Since Alma did well on the IQ test, the school psychologist advised us to go to a “normal” elementary school. From now on, Alma and my husband, who mainly studied with her, had problems during the first year. But at the beginning of the second grade, the teacher told us that only a classmate could do it. I found that exaggerated, I was personally offended: “Why my smart girl of all people?” Then I got sad: “Would the other children laugh at you?” But my mother told me: “Be glad that she receives this support. Nothing better can happen to you!” I managed to change my perspective and what can I say: Alma’s schoolmate became her greatest happiness. Thanks to her, she made it to high school. But most importantly, it also made Alma feel like a great person who could overcome problems. And that continues to this day.”

Anna, 44, lives in Munich and has two daughters.
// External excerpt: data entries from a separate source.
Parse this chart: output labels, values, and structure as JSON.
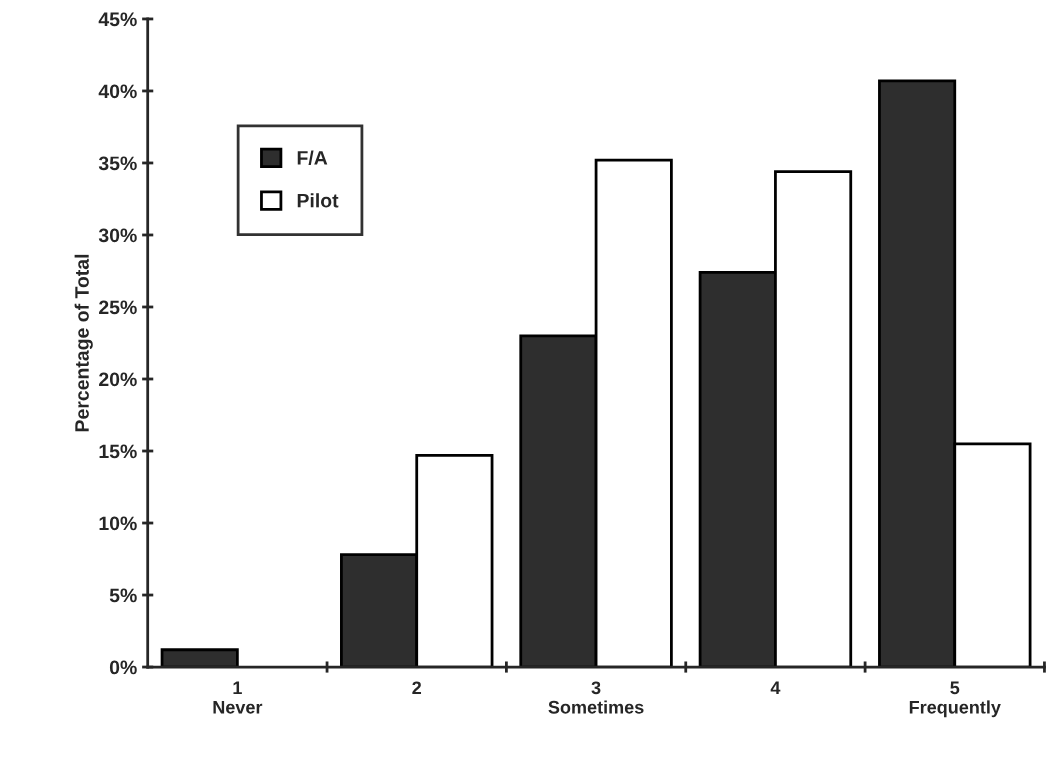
{
  "chart_data": {
    "type": "bar",
    "ylabel": "Percentage of Total",
    "categories": [
      "1\nNever",
      "2",
      "3\nSometimes",
      "4",
      "5\nFrequently"
    ],
    "series": [
      {
        "name": "F/A",
        "color": "#2e2e2e",
        "values": [
          1.2,
          7.8,
          23.0,
          27.4,
          40.7
        ]
      },
      {
        "name": "Pilot",
        "color": "#ffffff",
        "values": [
          null,
          14.7,
          35.2,
          34.4,
          15.5
        ]
      }
    ],
    "ylim": [
      0,
      45
    ],
    "yticks": [
      {
        "value": 0,
        "label": "0%"
      },
      {
        "value": 5,
        "label": "5%"
      },
      {
        "value": 10,
        "label": "10%"
      },
      {
        "value": 15,
        "label": "15%"
      },
      {
        "value": 20,
        "label": "20%"
      },
      {
        "value": 25,
        "label": "25%"
      },
      {
        "value": 30,
        "label": "30%"
      },
      {
        "value": 35,
        "label": "35%"
      },
      {
        "value": 40,
        "label": "40%"
      },
      {
        "value": 45,
        "label": "45%"
      }
    ],
    "grid": false,
    "legend": "top left"
  }
}
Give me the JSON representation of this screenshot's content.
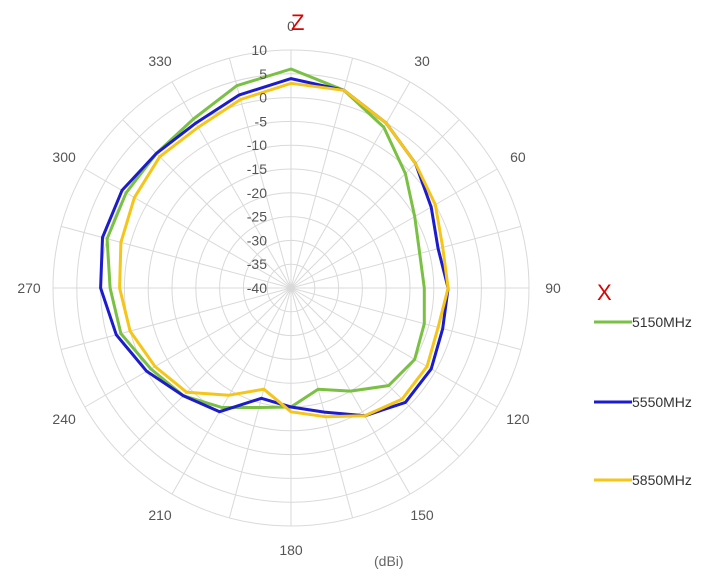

Jürgen’s story, 10 years old

“Right at the beginning of first grade, the teacher complained that my son was not concentrating and was not learning to read and write properly. She sat him alone at a table against the wall, isolated from all the other children. When he read aloud , she unkindly corrected him. One boy noticed the awkward dynamic and started bullying Jürgen: ‘You’re stupid!’ The supporters rallied. A child psychiatrist diagnosed dyslexia, but the new third-grade teacher doubted the diagnosis. So there was no support again. Jürgen remained an outsider, his grades were bad, he panicked at school. As a mother, cries when your son is suffering and there is nothing you can do. When not even the teacher gives you support. And many times he pushed me to the limit to support him with his studies. But then, with a new classroom teacher in the fifth grade, everything changed, and our son’s joy returned. The teacher, a young teacher, focuses on Jürgen’s strengths, praises him for his athleticism and also for reading. The climate between the children, grades and mood Jürgen’s are getting a lot better. Yes, that’s how it can be when parents and teachers come together and don’t work against each other.”

Roswitha, 40, lives in Berlin and has two children.